BoE announces variable leverage ratio for UK lenders; move aims to reduce risk of banks needing public bailout; leverage ratio for big banks could rise to nearly 5%; exact figures subject to size of bank, state of economy

 

 

 

The Bank of England told British banks yesterday they will be required to hold more capital to guard against the risks of bad loans, but the new measures were less stringent than many had expected.

Shares in Barclays — one of the banks which analysts had feared might be hit hardest by the new rules — rose a hefty 7% on the news, and shares in Lloyds Banking Group also gained.

The new leverage ratio — the minimum amount of capital banks must hold relative to their exposure to loans — is part of global reforms introduced after the 2007-09 financial crisis to reduce the chances of banks needing public bailouts.

Britain’s central bank said the ratio could rise to up to 4.95% from 2019, from 3% now.

That means banks would need to hold £1 of capital for every £20 they lend, compared to 1 pound for every £33 under current leverage rules.

“The (BoE’s Financial Policy) Committee believes that its proposals for the design and calibration of the framework will lead to prudent and efficient leverage ratio requirements,” governor Mark Carney said in a letter to finance minister George Osborne.

The leverage ratio requirement will be based on three things: a minimum level of 3%, a supplementary buffer for “systemically important” banks, and a countercyclical buffer that would be imposed when the economy is strong.

Although that could see the ratio set at 4.95%, it is more likely to be closer to 4% for most banks.

Banking sources had expected the ratio to be increased to between 4% and 5%, which analysts said banks could adapt to as long as they had several years to reach it — as they will under the proposed reforms.

“It’s a little complicated but I’d expect the banks will be pleasantly surprised,” said Allison Breault, a lawyer with Cleary Gottlieb Steen & Hamilton, based in Brussels.

“There was an expectation the ratio would be 4% or more, so I don’t think most banks will need to make dramatic changes as a result of these new requirements,” Breault said.

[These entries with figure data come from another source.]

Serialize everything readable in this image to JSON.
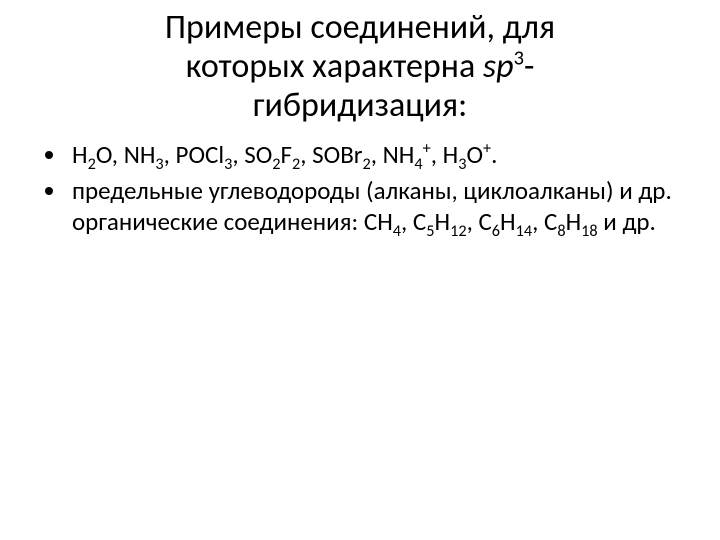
{
  "title": {
    "line1": "Примеры соединений, для",
    "line2_before": "которых характерна ",
    "line2_sp": "sp",
    "line2_exp": "3",
    "line2_dash": "-",
    "line3": "гибридизация:"
  },
  "bullets": {
    "b1": {
      "f1_base": "H",
      "f1_sub": "2",
      "f1_tail": "O",
      "sep1": ", ",
      "f2_base": "NH",
      "f2_sub": "3",
      "sep2": ", ",
      "f3_base": "POCl",
      "f3_sub": "3",
      "sep3": ", ",
      "f4_a": "SO",
      "f4_a_sub": "2",
      "f4_b": "F",
      "f4_b_sub": "2",
      "sep4": ", ",
      "f5_a": "SOBr",
      "f5_a_sub": "2",
      "sep5": ", ",
      "f6_a": "NH",
      "f6_a_sub": "4",
      "f6_charge": "+",
      "sep6": ", ",
      "f7_a": "H",
      "f7_a_sub": "3",
      "f7_b": "O",
      "f7_charge": "+",
      "tail": "."
    },
    "b2": {
      "t1": "предельные углеводороды (алканы, циклоалканы) и др. органические соединения: ",
      "f1_a": "CH",
      "f1_sub": "4",
      "s1": ", ",
      "f2_a": "C",
      "f2_a_sub": "5",
      "f2_b": "H",
      "f2_b_sub": "12",
      "s2": ", ",
      "f3_a": "C",
      "f3_a_sub": "6",
      "f3_b": "H",
      "f3_b_sub": "14",
      "s3": ", ",
      "f4_a": "C",
      "f4_a_sub": "8",
      "f4_b": "H",
      "f4_b_sub": "18",
      "t2": " и др."
    }
  }
}
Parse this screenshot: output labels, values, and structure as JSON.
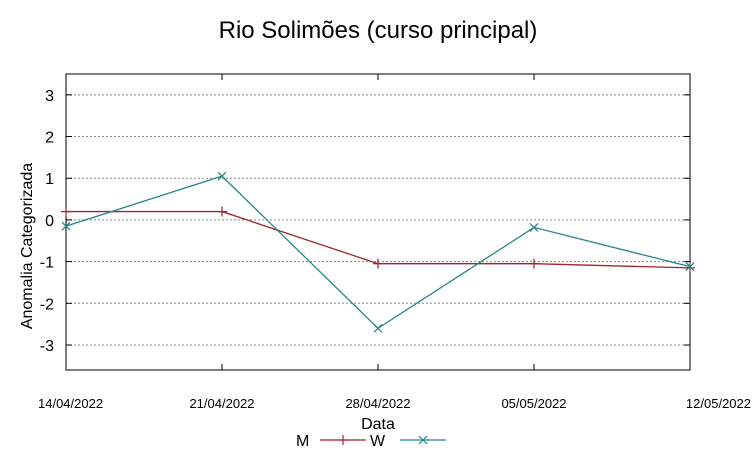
{
  "chart_data": {
    "type": "line",
    "title": "Rio Solimões (curso principal)",
    "xlabel": "Data",
    "ylabel": "Anomalia Categorizada",
    "categories": [
      "14/04/2022",
      "21/04/2022",
      "28/04/2022",
      "05/05/2022",
      "12/05/2022"
    ],
    "y_ticks": [
      "3",
      "2",
      "1",
      "0",
      "-1",
      "-2",
      "-3"
    ],
    "ylim": [
      -3.6,
      3.5
    ],
    "grid": true,
    "legend_position": "bottom-center",
    "series": [
      {
        "name": "M",
        "marker": "+",
        "color": "#a0232b",
        "values": [
          0.2,
          0.2,
          -1.05,
          -1.05,
          -1.15
        ]
      },
      {
        "name": "W",
        "marker": "x",
        "color": "#23868b",
        "values": [
          -0.15,
          1.05,
          -2.6,
          -0.18,
          -1.12
        ]
      }
    ]
  }
}
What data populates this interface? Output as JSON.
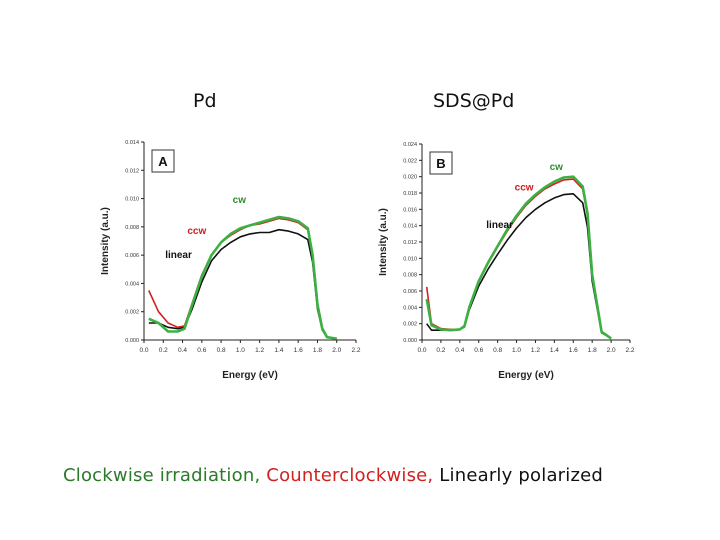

The BoE’s proposal is the latest in a series of steps since the financial crisis aimed at making banks protect themselves better against future risks and avoiding a repeat of the £66bn ($105bn) taxpayer bailout of Royal Bank of Scotland and Lloyds Banking Group.

Banks have argued that Britain is going too far beyond global rules, and that forcing them to hold excess capital reduces their profits, pushes up the cost of lending and could cut the amount of credit available to home-buyers and companies.

The BoE says safer banks will find it cheaper to raise funds, and that large banks that operate with dangerously low levels of capital effectively receive a public subsidy because investors think taxpayers will step in to stop them failing.

Under the BoE’s rules, banks considered systemically important, so big that their failure could trigger a financial crisis — HSBC, Barclays, RBS and Standard Chartered — will need to hold extra capital and phase in the improvement before 2019.

The surcharge will be based on how systemically important they are ranked by the Financial Stability Board, an international body which is based in Basel, Switzerland and currently chaired by Carney.

The BoE’s proposals are now up for review by Britain’s finance ministry, which will consult with the banks affected.

Leverage is of most concern for Barclays among the listed banks, and it could need to speed up the sale of assets, further shrink its investment bank, or constrain its dividends to meet a much higher target, analysts said.

Barclays’ leverage ratio was 3.5% at the end of September, up from 2.1% at the end of 2012, which left it needing to raise 6bn pounds ($9.6bn) from shareholders in June 2013 when the Britain’s Prudential Regulation Authority said banks must hold at least 3%.

Barclays said yesterday it was “very confident” it would meet the rules laid out.